Ab 2008 hat der Gesetzgeber den nachehelichen Betreuungsunterhalt in § 1570 BGB grundlegend umgestaltet (vgl. BGH FamRZ 2008, 1739, 1747). Durch das Gesetz zur Änderung des Unterhaltsrechts vom 21. Dezember 2007 (BGBl. I 3189) sind der nacheheliche Betreuungsunterhalt (§ 1570 BGB) und der Unterhaltsanspruch bei Betreuung eines nichtehelich geborenen Kindes (§1615 l Abs. 2 BGB) weitgehend angeglichen worden. Auch der nacheheliche Betreuungsunterhalt ist nunmehr auf einen regelmäßigen Anspruch bis zur Vollendung des 3. Lebensjahres des Kindes begrenzt und kann lediglich aus Billigkeit unter Berücksichtigung kind- oder elternbezogener Gründe verlängert werden. Damit hat der Gesetzgeber dem unterhaltsberechtigten Elternteil die Darlegungs- und Beweislast für die Voraussetzungen einer Verlängerung des Betreuungsunterhalts über die Dauer von drei Jahren hinaus auferlegt ( vgl. BGH, Urteil vom 28.01.2009 – XII ZR 119 / 07; BGH FamRZ 2008, 1739, 1748).
Der BGH hat sich nunmehr eingehend zur Dauer des nachehelichen Unterhalts mit Urteil vom 18.03.2009 – XII ZR 74 / 08 geäußert. Er bestätigt das Urteil vom 28.01.2009 – XII ZR 119 / 07 - .Danach steht für die Zeit ab Vollendung des dritten Lebensjahres dem betreuenden Elternteil nach der gesetzlichen Neuregelung nur noch ein Anspruch auf Betreuungsunterhalt aus Billigkeitsgründen zu. Damit ist nach BGH jedoch kein automatischer Wechsel von der elterlichen Betreuung zu einer Vollzeiterwerbstätigkeit verbunden. Nach der Vorgabe des Gesetzes gibt es kind- und elternbezogene Gründe, die nach dem neuen Unterhaltsrecht einen gestuften Übergang bis hin zu einer Vollzeiterwerbstätigkeit ermöglichen ( BGH a.a.O).

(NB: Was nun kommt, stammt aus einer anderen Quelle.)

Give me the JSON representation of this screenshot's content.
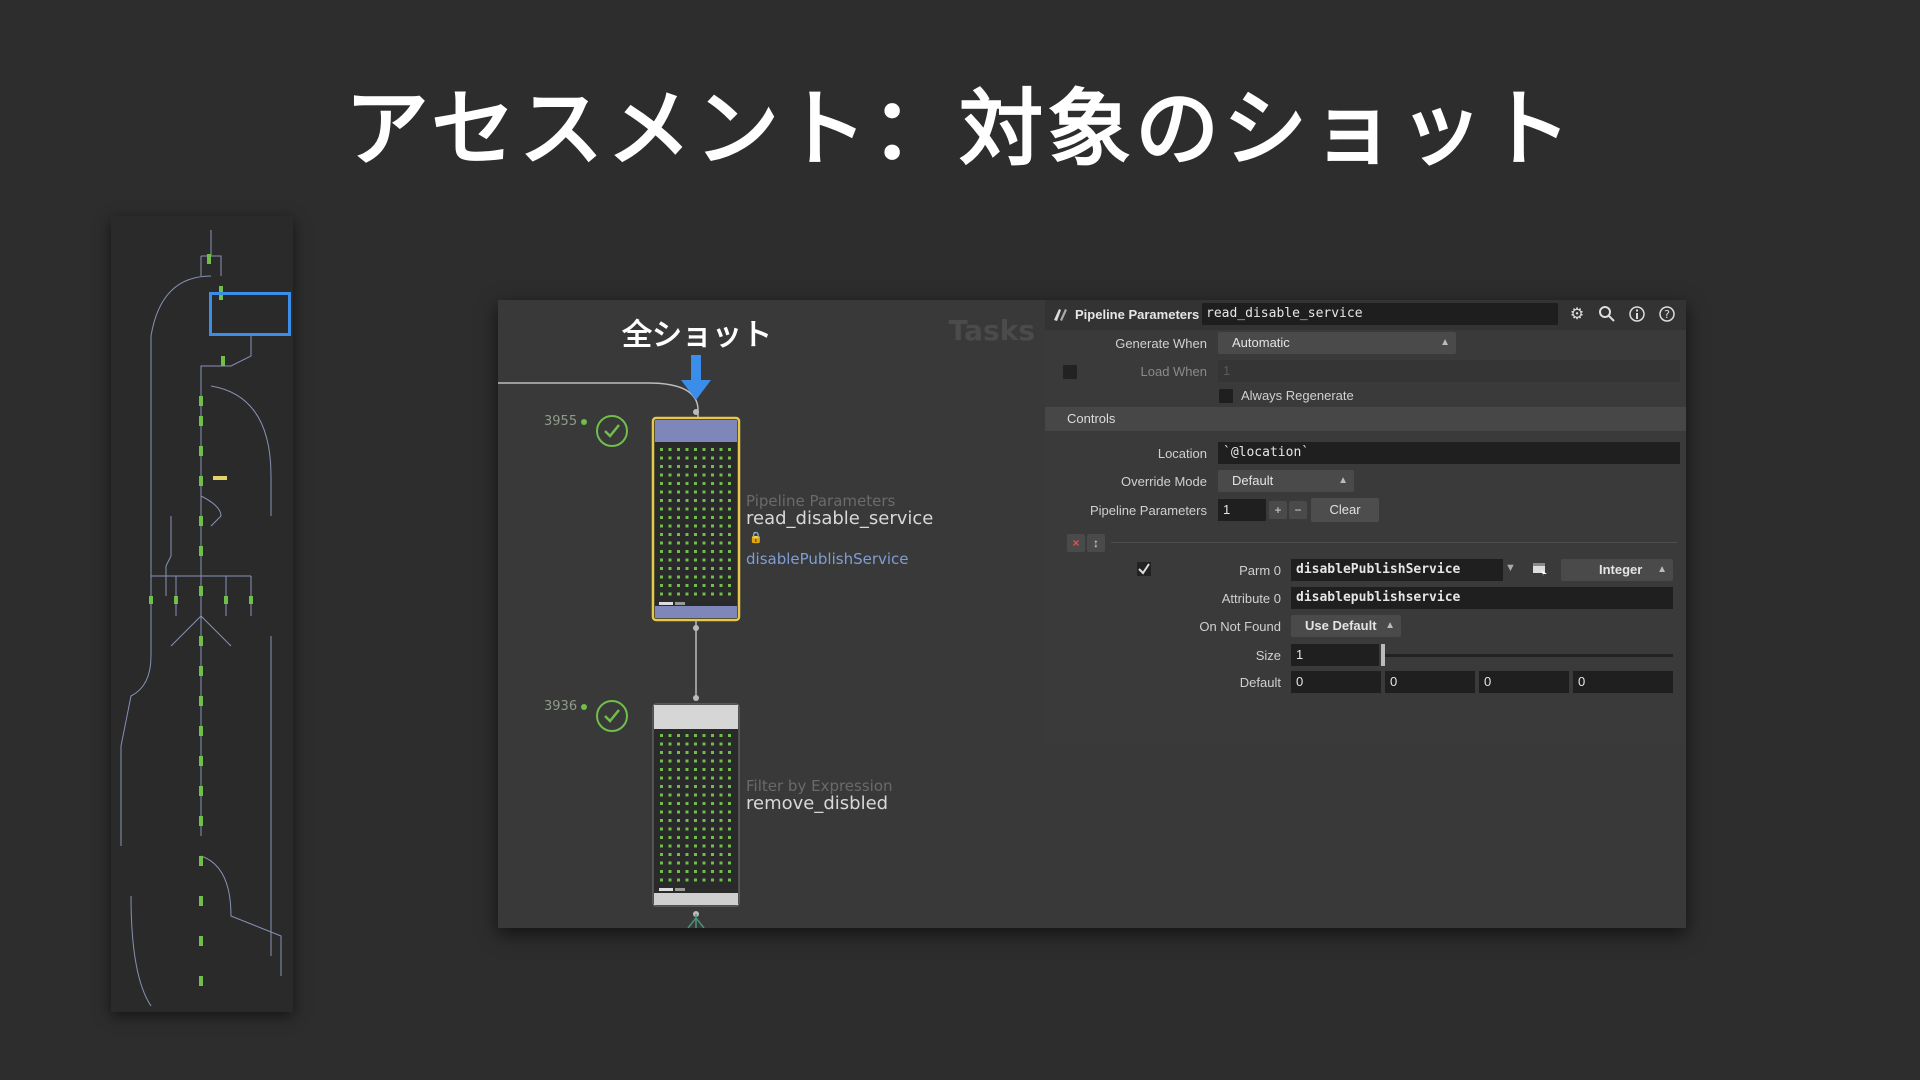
{
  "slide": {
    "title": "アセスメント：対象のショット",
    "callout": "全ショット"
  },
  "graph": {
    "tasks_label": "Tasks",
    "node1": {
      "count": "3955",
      "type": "Pipeline Parameters",
      "name": "read_disable_service",
      "attribute": "disablePublishService"
    },
    "node2": {
      "count": "3936",
      "type": "Filter by Expression",
      "name": "remove_disbled"
    }
  },
  "params": {
    "header_title": "Pipeline Parameters",
    "node_name": "read_disable_service",
    "icons": [
      "gear-icon",
      "search-icon",
      "info-icon",
      "help-icon"
    ],
    "generate_when": {
      "label": "Generate When",
      "value": "Automatic"
    },
    "load_when": {
      "label": "Load When",
      "value": "1"
    },
    "always_regenerate": {
      "label": "Always Regenerate"
    },
    "controls_section": "Controls",
    "location": {
      "label": "Location",
      "value": "`@location`"
    },
    "override_mode": {
      "label": "Override Mode",
      "value": "Default"
    },
    "pipeline_parameters": {
      "label": "Pipeline Parameters",
      "value": "1",
      "plus": "+",
      "minus": "−",
      "clear": "Clear"
    },
    "multi_remove": "×",
    "multi_insert": "↕",
    "parm0": {
      "label": "Parm 0",
      "value": "disablePublishService",
      "type": "Integer"
    },
    "attribute0": {
      "label": "Attribute 0",
      "value": "disablepublishservice"
    },
    "on_not_found": {
      "label": "On Not Found",
      "value": "Use Default"
    },
    "size": {
      "label": "Size",
      "value": "1"
    },
    "default": {
      "label": "Default",
      "values": [
        "0",
        "0",
        "0",
        "0"
      ]
    }
  },
  "colors": {
    "accent_blue": "#3a8eea",
    "selected_node_border": "#e6c84a",
    "node_header": "#7f86b9",
    "status_green": "#6fbf4a"
  }
}
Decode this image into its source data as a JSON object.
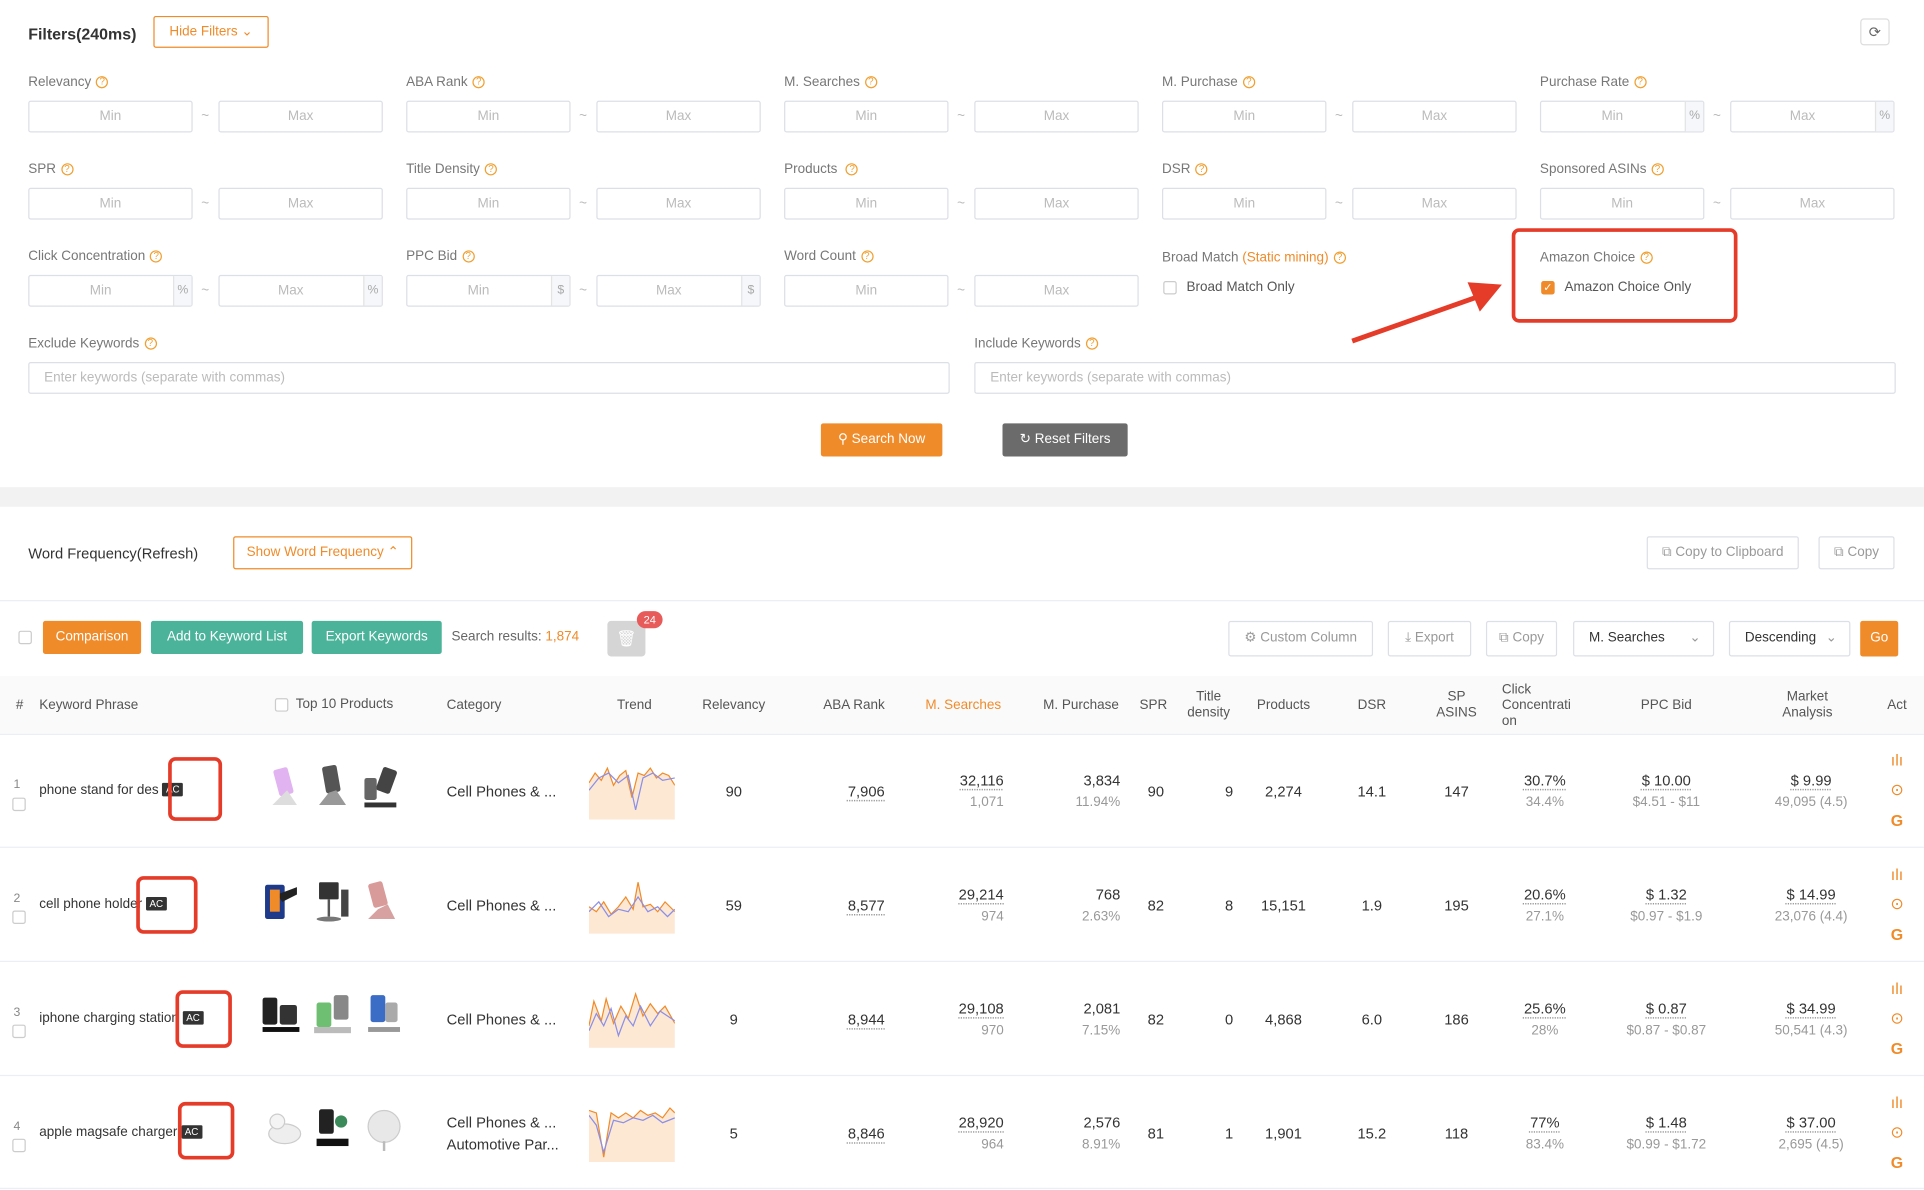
{
  "filters": {
    "title": "Filters(240ms)",
    "hide_btn": "Hide Filters",
    "min_ph": "Min",
    "max_ph": "Max",
    "dash": "~",
    "pct": "%",
    "usd": "$",
    "relevancy": "Relevancy",
    "aba_rank": "ABA Rank",
    "m_searches": "M. Searches",
    "m_purchase": "M. Purchase",
    "purchase_rate": "Purchase Rate",
    "spr": "SPR",
    "title_density": "Title Density",
    "products": "Products",
    "dsr": "DSR",
    "sponsored_asins": "Sponsored ASINs",
    "click_concentration": "Click Concentration",
    "ppc_bid": "PPC Bid",
    "word_count": "Word Count",
    "broad_match": "Broad Match",
    "static_mining": "(Static mining)",
    "broad_match_only": "Broad Match Only",
    "amazon_choice": "Amazon Choice",
    "amazon_choice_only": "Amazon Choice Only",
    "exclude_keywords": "Exclude Keywords",
    "include_keywords": "Include Keywords",
    "keywords_ph": "Enter keywords (separate with commas)",
    "search_now": "Search Now",
    "reset_filters": "Reset Filters"
  },
  "word_freq": {
    "title": "Word Frequency(Refresh)",
    "show_btn": "Show Word Frequency",
    "copy_clipboard": "Copy to Clipboard",
    "copy": "Copy"
  },
  "toolbar": {
    "comparison": "Comparison",
    "add_keyword_list": "Add to Keyword List",
    "export_keywords": "Export Keywords",
    "results_label": "Search results:",
    "results_count": "1,874",
    "trash_badge": "24",
    "custom_column": "Custom Column",
    "export": "Export",
    "copy": "Copy",
    "sort_field": "M. Searches",
    "sort_order": "Descending",
    "go": "Go"
  },
  "table": {
    "headers": {
      "num": "#",
      "keyword": "Keyword Phrase",
      "top10": "Top 10 Products",
      "category": "Category",
      "trend": "Trend",
      "relevancy": "Relevancy",
      "aba_rank": "ABA Rank",
      "m_searches": "M. Searches",
      "m_purchase": "M. Purchase",
      "spr": "SPR",
      "title_density": "Title density",
      "products": "Products",
      "dsr": "DSR",
      "sp_asins": "SP ASINS",
      "click_conc": "Click Concentrati on",
      "ppc_bid": "PPC Bid",
      "market": "Market Analysis",
      "act": "Act"
    },
    "ac_badge": "AC",
    "rows": [
      {
        "num": "1",
        "keyword": "phone stand for des",
        "category": "Cell Phones & ...",
        "category2": "",
        "relevancy": "90",
        "aba": "7,906",
        "searches": "32,116",
        "searches_sub": "1,071",
        "purchase": "3,834",
        "purchase_sub": "11.94%",
        "spr": "90",
        "title_density": "9",
        "products": "2,274",
        "dsr": "14.1",
        "sp_asins": "147",
        "click": "30.7%",
        "click_sub": "34.4%",
        "ppc": "$ 10.00",
        "ppc_sub": "$4.51 - $11",
        "market": "$ 9.99",
        "market_sub": "49,095 (4.5)"
      },
      {
        "num": "2",
        "keyword": "cell phone holder",
        "category": "Cell Phones & ...",
        "category2": "",
        "relevancy": "59",
        "aba": "8,577",
        "searches": "29,214",
        "searches_sub": "974",
        "purchase": "768",
        "purchase_sub": "2.63%",
        "spr": "82",
        "title_density": "8",
        "products": "15,151",
        "dsr": "1.9",
        "sp_asins": "195",
        "click": "20.6%",
        "click_sub": "27.1%",
        "ppc": "$ 1.32",
        "ppc_sub": "$0.97 - $1.9",
        "market": "$ 14.99",
        "market_sub": "23,076 (4.4)"
      },
      {
        "num": "3",
        "keyword": "iphone charging station",
        "category": "Cell Phones & ...",
        "category2": "",
        "relevancy": "9",
        "aba": "8,944",
        "searches": "29,108",
        "searches_sub": "970",
        "purchase": "2,081",
        "purchase_sub": "7.15%",
        "spr": "82",
        "title_density": "0",
        "products": "4,868",
        "dsr": "6.0",
        "sp_asins": "186",
        "click": "25.6%",
        "click_sub": "28%",
        "ppc": "$ 0.87",
        "ppc_sub": "$0.87 - $0.87",
        "market": "$ 34.99",
        "market_sub": "50,541 (4.3)"
      },
      {
        "num": "4",
        "keyword": "apple magsafe charger",
        "category": "Cell Phones & ...",
        "category2": "Automotive Par...",
        "relevancy": "5",
        "aba": "8,846",
        "searches": "28,920",
        "searches_sub": "964",
        "purchase": "2,576",
        "purchase_sub": "8.91%",
        "spr": "81",
        "title_density": "1",
        "products": "1,901",
        "dsr": "15.2",
        "sp_asins": "118",
        "click": "77%",
        "click_sub": "83.4%",
        "ppc": "$ 1.48",
        "ppc_sub": "$0.99 - $1.72",
        "market": "$ 37.00",
        "market_sub": "2,695 (4.5)"
      }
    ]
  },
  "colors": {
    "accent": "#f08b2a",
    "green": "#4bb39a",
    "annotation": "#e53c2a"
  }
}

Im Rahmen der Billigkeitsprüfung bilden die kindbezogenen Verlängerungsgründe das stärkste Argument. Von den Familiengerichten wird zukünftig stets der individuelle Umstand zu prüfen sein, ob und in welchem Umfang die Betreuung des Kindes auf andere Weise gesichert ist. Dabei hat der Gesetzgeber mit der Neugestaltung des nachehelichen Betreuungsunterhalts in §1570 BGB für Kinder ab Vollendung des dritten Lebensjahres den Vorrang der persönlichen Betreuung durch die Eltern gegenüber einer anderen kindgerechten Betreuung aufgegeben. Entscheidend ist nunmehr, ob das Kind nach Vollendung des dritten Lebensjahres einen Kindergarten oder Kindertagesstätte besucht oder unter Berücksichtigung der individuellen Verhältnisse besuchen könnte. Dies wird die Familiengerichte in Zukunft erheblich beschäftigen und umfangreiche Ermittlungen verlangen.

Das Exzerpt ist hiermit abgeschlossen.